Opengl will be slower than sdl on computers with either bad graphics cards
or bad graphics drivers, but in general it is much much faster.  On the
order of 10 times faster or more for some things.  But you have to code the
opengl way, and not the sdl way.

Directly modifying pixels in a texture is going to be slower than blitting
pixels to the screen, so you will want to use another interface to draw
pixels to a texture and then replace the texture for it to be update on the
screen.  If you can find a way to accomplish what you want without changing
or editing textures, it will probably work a bit better.  On more advanced
cards you can use pixel rendering functions to offset this issue, but that
is less portable.

Another common slowdown with using opengl for 2d is badly sized textures.
Most cards will either have graphical errors or run slowly if any texture is
not a power of 2 in size (256x256, 512x512 etc).  This is not much of a
problem, since you can use scaling of polygons rather than scaling of a
textures pixels in order to make anything look the right size on screen.

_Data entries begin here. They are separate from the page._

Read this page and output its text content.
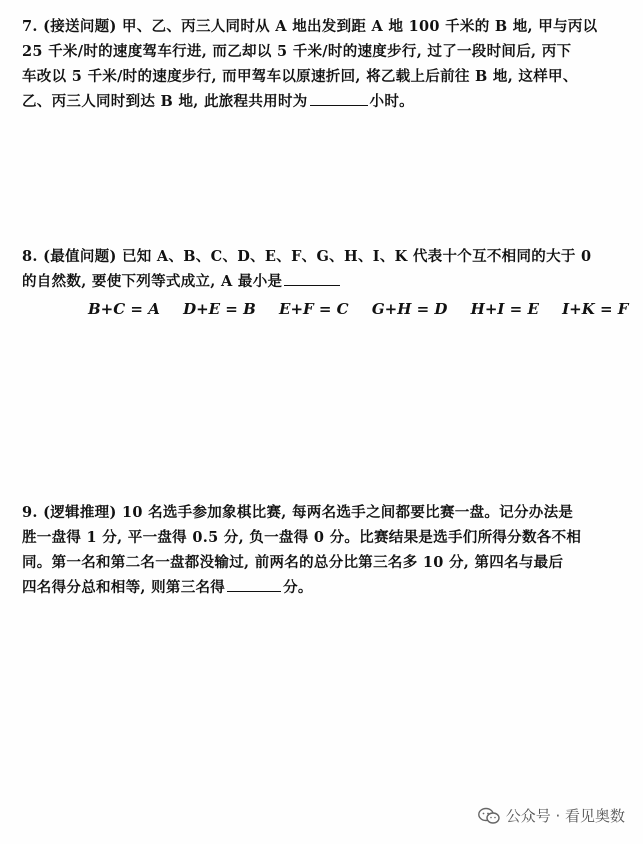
7. (接送问题) 甲、乙、丙三人同时从 A 地出发到距 A 地 100 千米的 B 地, 甲与丙以
25 千米/时的速度驾车行进, 而乙却以 5 千米/时的速度步行, 过了一段时间后, 丙下
车改以 5 千米/时的速度步行, 而甲驾车以原速折回, 将乙载上后前往 B 地, 这样甲、
乙、丙三人同时到达 B 地, 此旅程共用时为	小时。
8. (最值问题) 已知 A、B、C、D、E、F、G、H、I、K 代表十个互不相同的大于 0
的自然数, 要使下列等式成立, A 最小是
B+C = A D+E = B E+F = C G+H = D H+I = E I+K = F
9. (逻辑推理) 10 名选手参加象棋比赛, 每两名选手之间都要比赛一盘。记分办法是
胜一盘得 1 分, 平一盘得 0.5 分, 负一盘得 0 分。比赛结果是选手们所得分数各不相
同。第一名和第二名一盘都没输过, 前两名的总分比第三名多 10 分, 第四名与最后
四名得分总和相等, 则第三名得	分。
公众号 · 看见奥数
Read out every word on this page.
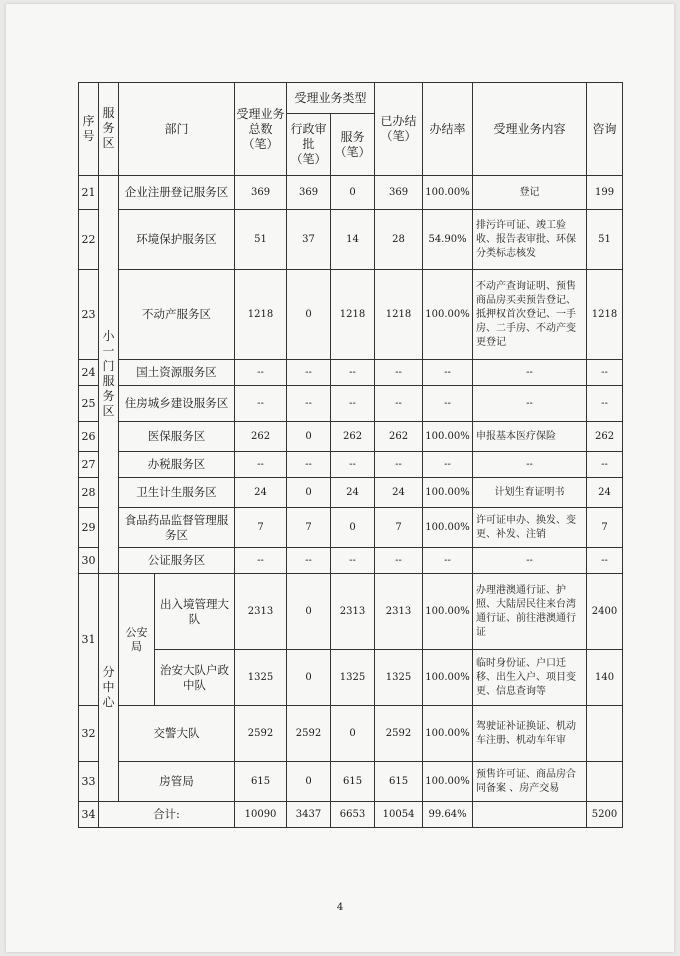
序号	服务区	部门		受理业务总数（笔）	受理业务类型		已办结（笔）	办结率	受理业务内容	咨询
					行政审批（笔）	服务（笔）				

21	小一门服务区	企业注册登记服务区		369	369	0	369	100.00%	登记	199
22		环境保护服务区		51	37	14	28	54.90%	排污许可证、竣工验收、报告表审批、环保分类标志核发	51
23		不动产服务区		1218	0	1218	1218	100.00%	不动产查询证明、预售商品房买卖预告登记、抵押权首次登记、一手房、二手房、不动产变更登记	1218
24		国土资源服务区		--	--	--	--	--	--	--
25		住房城乡建设服务区		--	--	--	--	--	--	--
26		医保服务区		262	0	262	262	100.00%	申报基本医疗保险	262
27		办税服务区		--	--	--	--	--	--	--
28		卫生计生服务区		24	0	24	24	100.00%	计划生育证明书	24
29		食品药品监督管理服务区		7	7	0	7	100.00%	许可证申办、换发、变更、补发、注销	7
30		公证服务区		--	--	--	--	--	--	--
31	分中心	公安局	出入境管理大队	2313	0	2313	2313	100.00%	办理港澳通行证、护照、大陆居民往来台湾通行证、前往港澳通行证	2400
			治安大队户政中队	1325	0	1325	1325	100.00%	临时身份证、户口迁移、出生入户、项目变更、信息查询等	140
32		交警大队		2592	2592	0	2592	100.00%	驾驶证补证换证、机动车注册、机动车年审	
33		房管局		615	0	615	615	100.00%	预售许可证、商品房合同备案 、房产交易	
34	合计:			10090	3437	6653	10054	99.64%		5200
4
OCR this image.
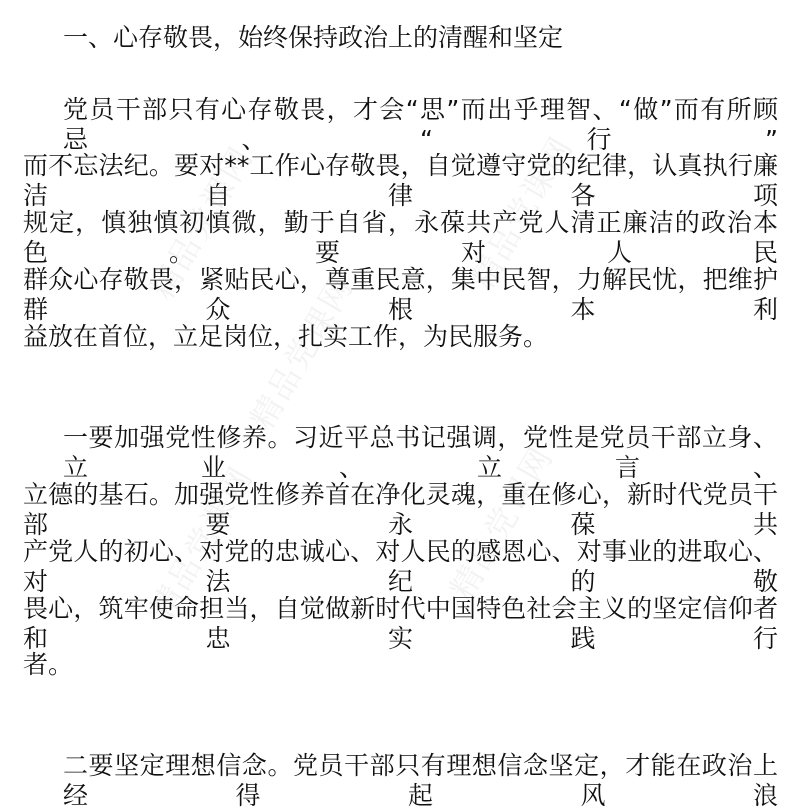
精品党课网	精品党课网
精品党课网
精品党课网	精品党课网
一、心存敬畏，始终保持政治上的清醒和坚定
党员干部只有心存敬畏，才会“思”而出乎理智、“做”而有所顾忌、“行”
而不忘法纪。要对**工作心存敬畏，自觉遵守党的纪律，认真执行廉洁自律各项
规定，慎独慎初慎微，勤于自省，永葆共产党人清正廉洁的政治本色。要对人民
群众心存敬畏，紧贴民心，尊重民意，集中民智，力解民忧，把维护群众根本利
益放在首位，立足岗位，扎实工作，为民服务。
一要加强党性修养。习近平总书记强调，党性是党员干部立身、立业、立言、
立德的基石。加强党性修养首在净化灵魂，重在修心，新时代党员干部要永葆共
产党人的初心、对党的忠诚心、对人民的感恩心、对事业的进取心、对法纪的敬
畏心，筑牢使命担当，自觉做新时代中国特色社会主义的坚定信仰者和忠实践行
者。
二要坚定理想信念。党员干部只有理想信念坚定，才能在政治上经得起风浪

Finally, polygon count does matter.  If you use tiles and make a giant map,
say, 10,000 x 10,000, and then blit that whole map to the screen, it will
run incredibly slow.  You have to be just as careful in opengl on how much
data you pass to the renderer as you would have to watch the number and size
of your blits in sdl.

Lastly, display lists or other batch techniques to limit the amount of
functions python has to call are a must.  Python function calls are slow, so
if you are telling opengl to draw each vertex of the entire scene every
frame, it could possibly be slower than the blits would just due to the
python overhead.

I'd like to see what your test was that ran slower in opengl than sdl.
Everything I've done has ran 100-300 fps in opengl versus 40-60fps being
about the max  I've EVER seen SDL run anything.